As 2022’s cold spring arrived, and the Russian incursion into Ukraine continued, I decided to refresh my palette with a hopeful new hue. A mix of napthol red and Gamblin’s warm white, it’s a clear coral that could easily careen into neon pink in another painter’s hands. I made a series of small paintings on paper, incorporating collaged, painted tissue paper and thick, gestural swaths of willow charcoal. That strident, not-cherry-blossom-pink became an emblem of spring for me, a way to visually flip the switch on the raggedly persistent gray days, wintry nighttime lows, and round-the-clock rain.

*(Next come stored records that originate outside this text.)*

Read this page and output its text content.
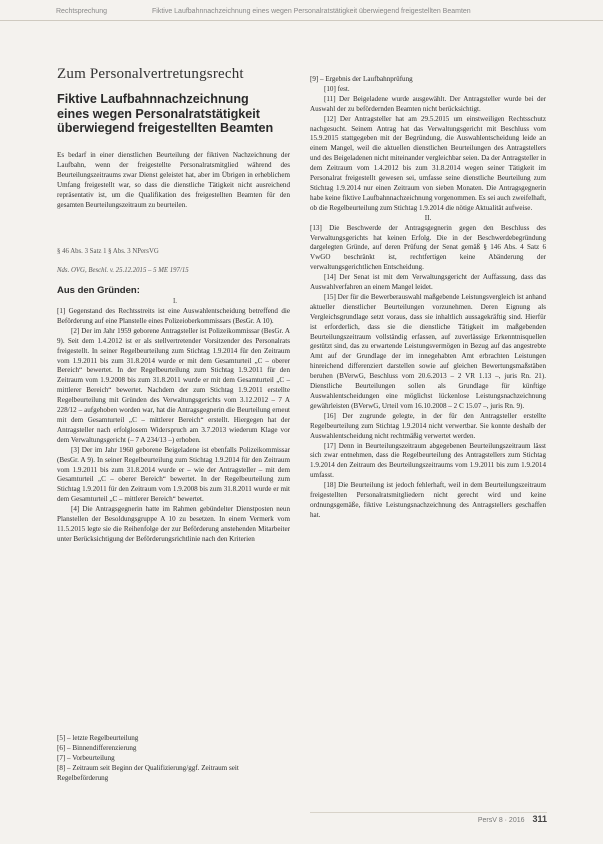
Rechtsprechung	Fiktive Laufbahnnachzeichnung eines wegen Personalratstätigkeit überwiegend freigestellten Beamten
Zum Personalvertretungsrecht
Fiktive Laufbahnnachzeichnung eines wegen Personalratstätigkeit überwiegend freigestellten Beamten
Es bedarf in einer dienstlichen Beurteilung der fiktiven Nachzeichnung der Laufbahn, wenn der freigestellte Personalratsmitglied während des Beurteilungszeitraums zwar Dienst geleistet hat, aber im Übrigen in erheblichem Umfang freigestellt war, so dass die dienstliche Tätigkeit nicht ausreichend repräsentativ ist, um die Qualifikation des freigestellten Beamten für den gesamten Beurteilungszeitraum zu beurteilen.
§ 46 Abs. 3 Satz 1 § Abs. 3 NPersVG
Nds. OVG, Beschl. v. 25.12.2015 – 5 ME 197/15
Aus den Gründen:
I.

[1] Gegenstand des Rechtsstreits ist eine Auswahlentscheidung betreffend die Beförderung auf eine Planstelle eines Polizeioberkommissars (BesGr. A 10).

[2] Der im Jahr 1959 geborene Antragsteller ist Polizeikommissar (BesGr. A 9). Seit dem 1.4.2012 ist er als stellvertretender Vorsitzender des Personalrats freigestellt. In seiner Regelbeurteilung zum Stichtag 1.9.2014 für den Zeitraum vom 1.9.2011 bis zum 31.8.2014 wurde er mit dem Gesamturteil „C – oberer Bereich“ bewertet. In der Regelbeurteilung zum Stichtag 1.9.2011 für den Zeitraum vom 1.9.2008 bis zum 31.8.2011 wurde er mit dem Gesamturteil „C – mittlerer Bereich“ bewertet. Nachdem der zum Stichtag 1.9.2011 erstellte Regelbeurteilung mit Gründen des Verwaltungsgerichts vom 3.12.2012 – 7 A 228/12 – aufgehoben worden war, hat die Antragsgegnerin die Beurteilung erneut mit dem Gesamturteil „C – mittlerer Bereich“ erstellt. Hiergegen hat der Antragsteller nach erfolglosem Widerspruch am 3.7.2013 wiederum Klage vor dem Verwaltungsgericht (– 7 A 234/13 –) erhoben.

[3] Der im Jahr 1960 geborene Beigeladene ist ebenfalls Polizeikommissar (BesGr. A 9). In seiner Regelbeurteilung zum Stichtag 1.9.2014 für den Zeitraum vom 1.9.2011 bis zum 31.8.2014 wurde er – wie der Antragsteller – mit dem Gesamturteil „C – oberer Bereich“ bewertet. In der Regelbeurteilung zum Stichtag 1.9.2011 für den Zeitraum vom 1.9.2008 bis zum 31.8.2011 wurde er mit dem Gesamturteil „C – mittlerer Bereich“ bewertet.

[4] Die Antragsgegnerin hatte im Rahmen gebündelter Dienstposten neun Planstellen der Besoldungsgruppe A 10 zu besetzen. In einem Vermerk vom 11.5.2015 legte sie die Reihenfolge der zur Beförderung anstehenden Mitarbeiter unter Berücksichtigung der Beförderungsrichtlinie nach den Kriterien

[5] – letzte Regelbeurteilung
[6] – Binnendifferenzierung
[7] – Vorbeurteilung
[8] – Zeitraum seit Beginn der Qualifizierung/ggf. Zeitraum seit Regelbeförderung

[9] – Ergebnis der Laufbahnprüfung

[10] fest.

[11] Der Beigeladene wurde ausgewählt. Der Antragsteller wurde bei der Auswahl der zu befördernden Beamten nicht berücksichtigt.

[12] Der Antragsteller hat am 29.5.2015 um einstweiligen Rechtsschutz nachgesucht. Seinem Antrag hat das Verwaltungsgericht mit Beschluss vom 15.9.2015 stattgegeben mit der Begründung, die Auswahlentscheidung leide an einem Mangel, weil die aktuellen dienstlichen Beurteilungen des Antragstellers und des Beigeladenen nicht miteinander vergleichbar seien. Da der Antragsteller in dem Zeitraum vom 1.4.2012 bis zum 31.8.2014 wegen seiner Tätigkeit im Personalrat freigestellt gewesen sei, umfasse seine dienstliche Beurteilung zum Stichtag 1.9.2014 nur einen Zeitraum von sieben Monaten. Die Antragsgegnerin habe keine fiktive Laufbahnnachzeichnung vorgenommen. Es sei auch zweifelhaft, ob die Regelbeurteilung zum Stichtag 1.9.2014 die nötige Aktualität aufweise.

II.

[13] Die Beschwerde der Antragsgegnerin gegen den Beschluss des Verwaltungsgerichts hat keinen Erfolg. Die in der Beschwerdebegründung dargelegten Gründe, auf deren Prüfung der Senat gemäß § 146 Abs. 4 Satz 6 VwGO beschränkt ist, rechtfertigen keine Abänderung der verwaltungsgerichtlichen Entscheidung.

[14] Der Senat ist mit dem Verwaltungsgericht der Auffassung, dass das Auswahlverfahren an einem Mangel leidet.

[15] Der für die Bewerberauswahl maßgebende Leistungsvergleich ist anhand aktueller dienstlicher Beurteilungen vorzunehmen. Deren Eignung als Vergleichsgrundlage setzt voraus, dass sie inhaltlich aussagekräftig sind. Hierfür ist erforderlich, dass sie die dienstliche Tätigkeit im maßgebenden Beurteilungszeitraum vollständig erfassen, auf zuverlässige Erkenntnisquellen gestützt sind, das zu erwartende Leistungsvermögen in Bezug auf das angestrebte Amt auf der Grundlage der im innegehabten Amt erbrachten Leistungen hinreichend differenziert darstellen sowie auf gleichen Bewertungsmaßstäben beruhen (BVerwG, Beschluss vom 20.6.2013 – 2 VR 1.13 –, juris Rn. 21). Dienstliche Beurteilungen sollen als Grundlage für künftige Auswahlentscheidungen eine möglichst lückenlose Leistungsnachzeichnung gewährleisten (BVerwG, Urteil vom 16.10.2008 – 2 C 15.07 –, juris Rn. 9).

[16] Der zugrunde gelegte, in der für den Antragsteller erstellte Regelbeurteilung zum Stichtag 1.9.2014 nicht verwertbar. Sie konnte deshalb der Auswahlentscheidung nicht rechtmäßig verwertet werden.

[17] Denn in Beurteilungszeitraum abgegebenen Beurteilungszeitraum lässt sich zwar entnehmen, dass die Regelbeurteilung des Antragstellers zum Stichtag 1.9.2014 den Zeitraum des Beurteilungszeitraums vom 1.9.2011 bis zum 1.9.2014 umfasst.

[18] Die Beurteilung ist jedoch fehlerhaft, weil in dem Beurteilungszeitraum freigestellten Personalratsmitgliedern nicht gerecht wird und keine ordnungsgemäße, fiktive Leistungsnachzeichnung des Antragstellers geschaffen hat.

PersV 8 · 2016 311
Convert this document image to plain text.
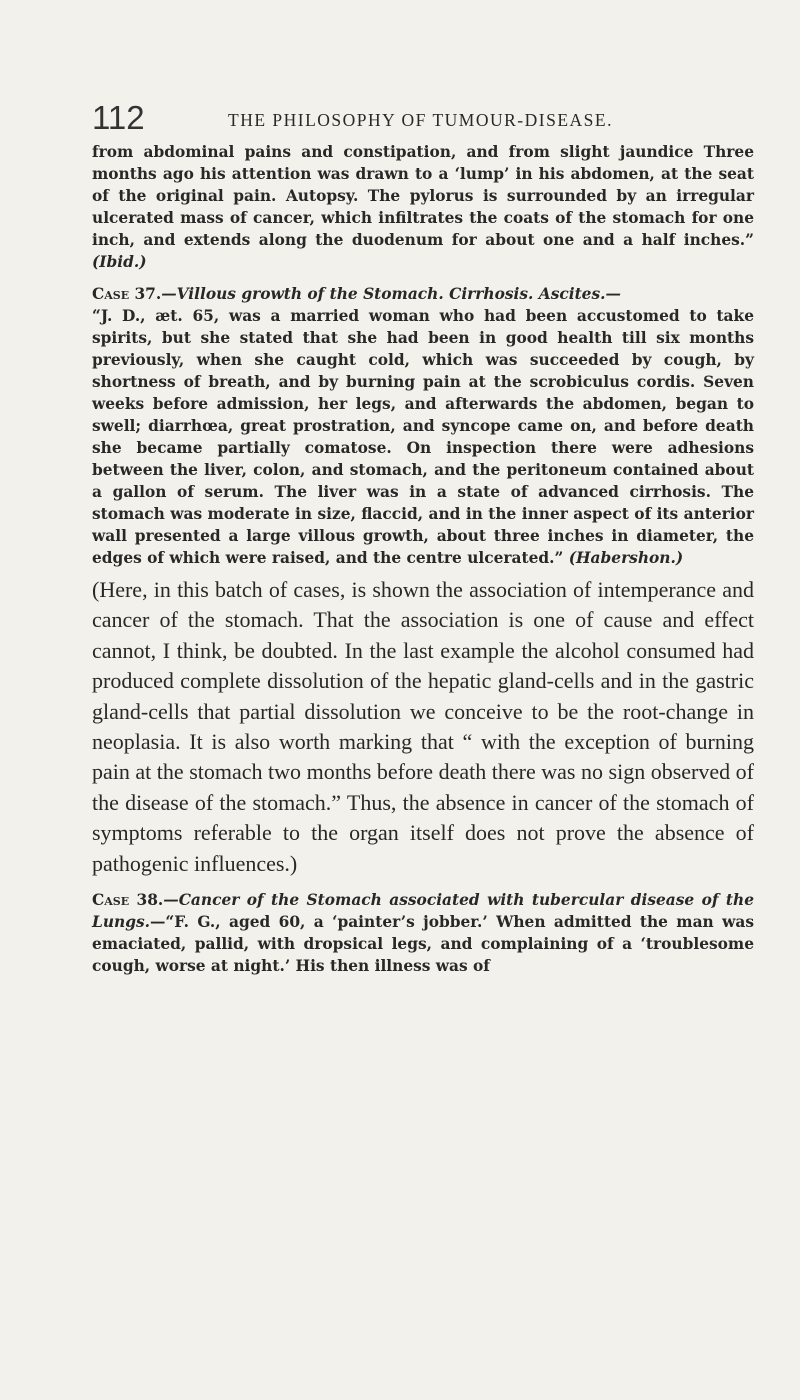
112	THE PHILOSOPHY OF TUMOUR-DISEASE.

from abdominal pains and constipation, and from slight jaundice Three months ago his attention was drawn to a ‘lump’ in his abdomen, at the seat of the original pain. Autopsy. The pylorus is surrounded by an irregular ulcerated mass of cancer, which infiltrates the coats of the stomach for one inch, and extends along the duodenum for about one and a half inches.” (Ibid.)

Case 37.—Villous growth of the Stomach. Cirrhosis. Ascites.—
“J. D., æt. 65, was a married woman who had been accustomed to take spirits, but she stated that she had been in good health till six months previously, when she caught cold, which was succeeded by cough, by shortness of breath, and by burning pain at the scrobiculus cordis. Seven weeks before admission, her legs, and afterwards the abdomen, began to swell; diarrhœa, great prostration, and syncope came on, and before death she became partially comatose. On inspection there were adhesions between the liver, colon, and stomach, and the peritoneum contained about a gallon of serum. The liver was in a state of advanced cirrhosis. The stomach was moderate in size, flaccid, and in the inner aspect of its anterior wall presented a large villous growth, about three inches in diameter, the edges of which were raised, and the centre ulcerated.” (Habershon.)

(Here, in this batch of cases, is shown the association of intemperance and cancer of the stomach. That the association is one of cause and effect cannot, I think, be doubted. In the last example the alcohol consumed had produced complete dissolution of the hepatic gland-cells and in the gastric gland-cells that partial dissolution we conceive to be the root-change in neoplasia. It is also worth marking that “ with the exception of burning pain at the stomach two months before death there was no sign observed of the disease of the stomach.” Thus, the absence in cancer of the stomach of symptoms referable to the organ itself does not prove the absence of pathogenic influences.)

Case 38.—Cancer of the Stomach associated with tubercular disease of the Lungs.—“F. G., aged 60, a ‘painter’s jobber.’ When admitted the man was emaciated, pallid, with dropsical legs, and complaining of a ‘troublesome cough, worse at night.’ His then illness was of
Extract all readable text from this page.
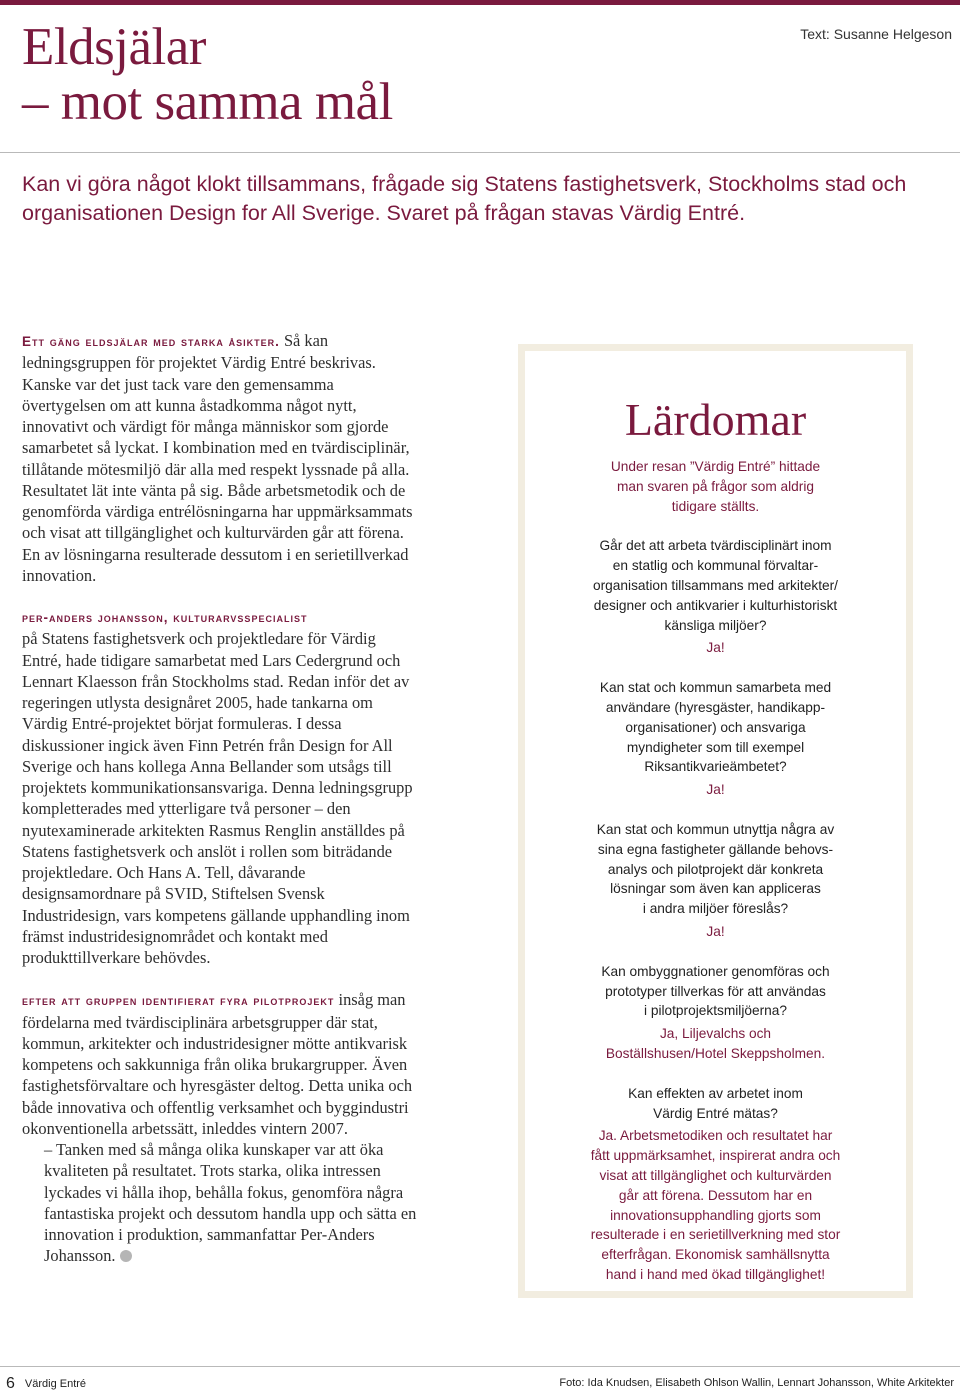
Text: Susanne Helgeson
Eldsjälar
– mot samma mål

Kan vi göra något klokt tillsammans, frågade sig Statens fastighetsverk, Stockholms stad och organisationen Design for All Sverige. Svaret på frågan stavas Värdig Entré.

Ett gäng eldsjälar med starka åsikter. Så kan ledningsgruppen för projektet Värdig Entré beskrivas. Kanske var det just tack vare den gemensamma övertygelsen om att kunna åstadkomma något nytt, innovativt och värdigt för många människor som gjorde samarbetet så lyckat. I kombination med en tvärdisciplinär, tillåtande mötesmiljö där alla med respekt lyssnade på alla. Resultatet lät inte vänta på sig. Både arbetsmetodik och de genomförda värdiga entrélösningarna har uppmärksammats och visat att tillgänglighet och kulturvärden går att förena. En av lösningarna resulterade dessutom i en serietillverkad innovation.

per-anders johansson, kulturarvsspecialist
på Statens fastighetsverk och projektledare för Värdig Entré, hade tidigare samarbetat med Lars Cedergrund och Lennart Klaesson från Stockholms stad. Redan inför det av regeringen utlysta designåret 2005, hade tankarna om Värdig Entré-projektet börjat formuleras. I dessa diskussioner ingick även Finn Petrén från Design for All Sverige och hans kollega Anna Bellander som utsågs till projektets kommunikationsansvariga. Denna ledningsgrupp kompletterades med ytterligare två personer – den nyutexaminerade arkitekten Rasmus Renglin anställdes på Statens fastighetsverk och anslöt i rollen som biträdande projektledare. Och Hans A. Tell, dåvarande designsamordnare på SVID, Stiftelsen Svensk Industridesign, vars kompetens gällande upphandling inom främst industridesignområdet och kontakt med produkttillverkare behövdes.

efter att gruppen identifierat fyra pilotprojekt insåg man fördelarna med tvärdisciplinära arbetsgrupper där stat, kommun, arkitekter och industridesigner mötte antikvarisk kompetens och sakkunniga från olika brukargrupper. Även fastighetsförvaltare och hyresgäster deltog. Detta unika och både innovativa och offentlig verksamhet och byggindustri okonventionella arbetssätt, inleddes vintern 2007.

– Tanken med så många olika kunskaper var att öka kvaliteten på resultatet. Trots starka, olika intressen lyckades vi hålla ihop, behålla fokus, genomföra några fantastiska projekt och dessutom handla upp och sätta en innovation i produktion, sammanfattar Per-Anders Johansson.

Lärdomar

Under resan ”Värdig Entré” hittade
man svaren på frågor som aldrig
tidigare ställts.

Går det att arbeta tvärdisciplinärt inom
en statlig och kommunal förvaltar-
organisation tillsammans med arkitekter/
designer och antikvarier i kulturhistoriskt
känsliga miljöer?
Ja!
Kan stat och kommun samarbeta med
användare (hyresgäster, handikapp-
organisationer) och ansvariga
myndigheter som till exempel
Riksantikvarieämbetet?
Ja!
Kan stat och kommun utnyttja några av
sina egna fastigheter gällande behovs-
analys och pilotprojekt där konkreta
lösningar som även kan appliceras
i andra miljöer föreslås?
Ja!
Kan ombyggnationer genomföras och
prototyper tillverkas för att användas
i pilotprojektsmiljöerna?
Ja, Liljevalchs och
Boställshusen/Hotel Skeppsholmen.
Kan effekten av arbetet inom
Värdig Entré mätas?
Ja. Arbetsmetodiken och resultatet har
fått uppmärksamhet, inspirerat andra och
visat att tillgänglighet och kulturvärden
går att förena. Dessutom har en
innovationsupphandling gjorts som
resulterade i en serietillverkning med stor
efterfrågan. Ekonomisk samhällsnytta
hand i hand med ökad tillgänglighet!
6 Värdig Entré	Foto: Ida Knudsen, Elisabeth Ohlson Wallin, Lennart Johansson, White Arkitekter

The series began with a walk past a streetside line of cherry trees, their blossoms drifting down to coat the sidewalk underfoot. A few blocks later, I saw several other cherry trees, severely and badly pruned, their few remaining blossoms reduced to feeble cris de coeur. I deleted my photos of them.
I thought about the British painter Damien Hirst and his recent two-year series of cherry blossom paintings. Up to 12 feet by nine feet (366 cm. By 274 cm.) each, numbering over 100, and apparently largely unironic, they are the subject of a large spring show in Tokyo. While Hirst is known for critiquing and subverting art history in his work, these paintings seem oddly crowd-placating. They remind me of the “immersive” Van Gogh and Monet shows currently touring U.S. cities, wherein attendees view supersized, backlit images of audience pleasers like “Starry Night” and “Waterlilies.” Hirst’s all-over patterns do interrogate Abstract Expressionists like Jackson Pollock. He says as much in a comment about the series:
The Cherry Blossoms are about beauty and life and death. They’re extreme—there’s something almost tacky about them. Like Jackson Pollock twisted by love. They’re decorative but taken from nature. They’re about desire and how we process the things around us and what we turn them into, but also about the insane visual transience of beauty—a tree in full crazy blossom against a clear sky. It’s been so good to make them, to be completely lost in colour and in paint in my studio. They’re garish and messy and fragile and about me moving away from Minimalism and the idea of an imaginary mechanical painter and that’s so exciting for me.*
There is something wondrous about cherry blossoms’ abundance and transience. Each unique blossom, replicated seemingly without end, participates in a temporal, energetic heaven on earth, the subject of world-wide festivals both formal, and of the party-for-one variety. It’s this reverence that Hirst celebrates (or exploits, depending on your view of this canny artist).
Meanwhile, the naphthol and warm white color combo still excites me as I wind down my reveling in cherry blossoms’ annual, fleeting gifts. It might find its way into further paintings. Perhaps even larger ones–though not of Hirstian proportions: I don’t have his budget for paint.